If writing your dissertation is the most fun part of your career, then looking into careers in technical writing might be in order.

If explaining to nonscientists how your research is going to make the world a better place gets your juices going, a career in public affairs or public relations might be for you.

If you wake up in the morning thrilled that you’re going to be helping one of your friends figure out what to do with his or her career, perhaps the profession of human resources is in your future.

If you look forward to discussing things with your adviser and convincing him or her that yours is the better way to proceed, then perhaps a career in technical sales deserves some consideration.

If learning about and implementing safer ways of doing things, and then ensuring that your labmates follow the safest procedures, is where you prefer to spend your time, then a career in chemical health and safety (inspector, agent) might be for you.

Throughout your career, you have collected reams and reams of data and learned various techniques of data analysis and critical thinking to turn that data into actual useful information and hypotheses. If the analysis interests you more than the collecting, maybe being a business analyst position is for you.

Perhaps you have had to consider the intellectual property (IP) implications of your research. Instead of the rigorous right-and-wrong, black-and-white of science, did you enjoy the more flexible shades-of-gray world of intellectual property? If so, you may want to talk to IP law firms, many of which hire Ph.D. scientists straight out of graduate school to serve as technical specialists.

No matter which of your skills you enjoy using the most, there is sure to be a career path that will take advantage of that. Once you have identified the skills you want to use, talk to career counselors and/or more experienced scientists, and ask them what career paths might let you do that.

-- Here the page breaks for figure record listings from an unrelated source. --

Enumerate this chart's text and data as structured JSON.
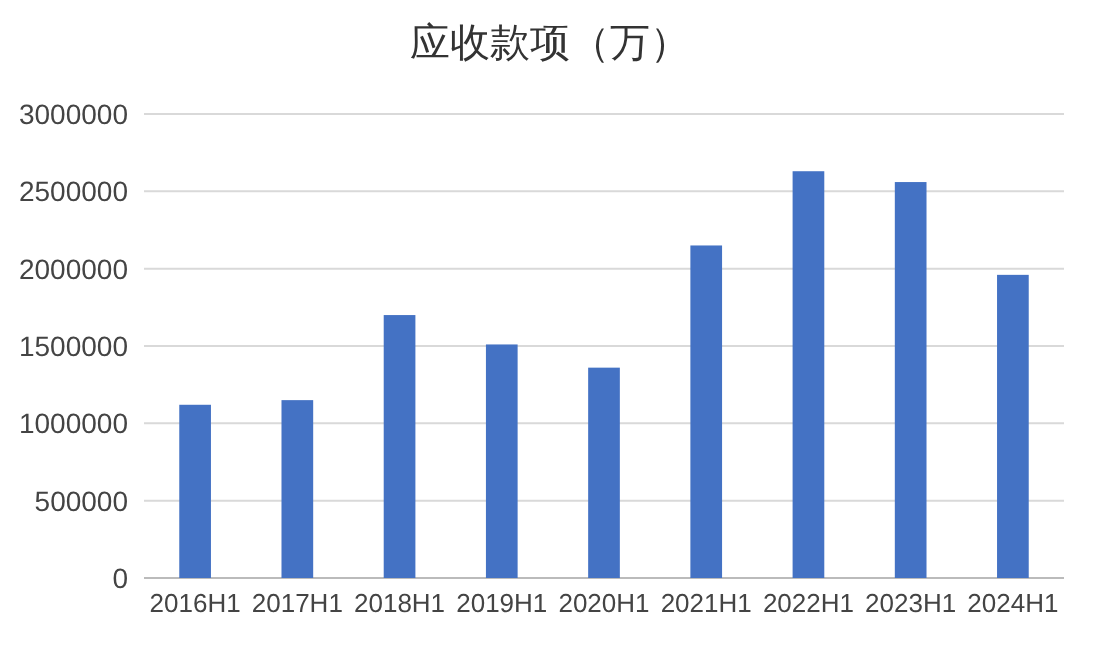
{
  "chart_data": {
    "type": "bar",
    "title": "应收款项（万）",
    "categories": [
      "2016H1",
      "2017H1",
      "2018H1",
      "2019H1",
      "2020H1",
      "2021H1",
      "2022H1",
      "2023H1",
      "2024H1"
    ],
    "values": [
      1120000,
      1150000,
      1700000,
      1510000,
      1360000,
      2150000,
      2630000,
      2560000,
      1960000
    ],
    "color": "#4472c4",
    "ylim": [
      0,
      3000000
    ],
    "yticks": [
      0,
      500000,
      1000000,
      1500000,
      2000000,
      2500000,
      3000000
    ],
    "grid": "y"
  }
}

Find professional societies that cover your new field, and see what career resources they have. See a list of resources to start your exploration.

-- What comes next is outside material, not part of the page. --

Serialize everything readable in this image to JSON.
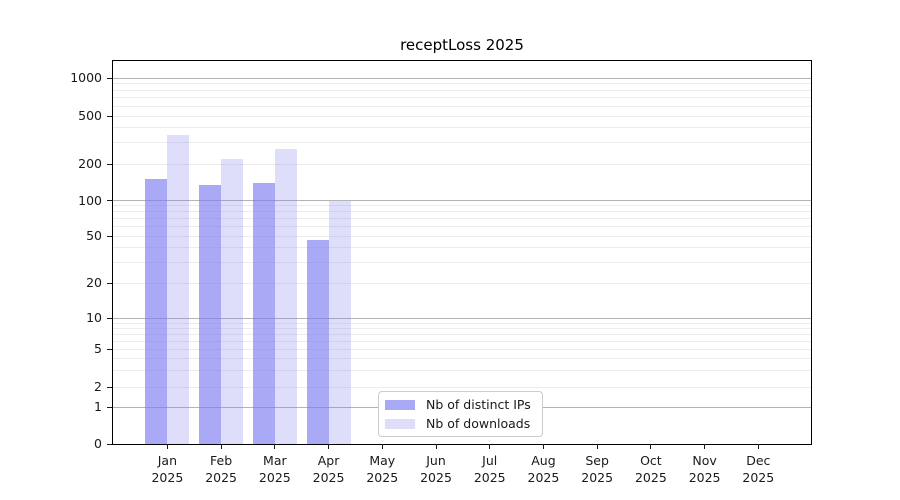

Everything you have done so far has taught you something. In some cases, it taught you that you never want to do that again. In other cases, you learned that you were good at something unexpected, or you enjoyed using a new skill. If you take the time to identify the skills and tasks you truly enjoy, then explore career paths that will let you use them, you will have learned the most valuable lesson of all.

Lisa M. Balbes, Ph.D., of Balbes Consultants LLC is the author of this article. Lisa has been a freelance technical writer and editor for almost 20 years. She is also the author of Nontraditional Careers for Chemists, published by Oxford University Press.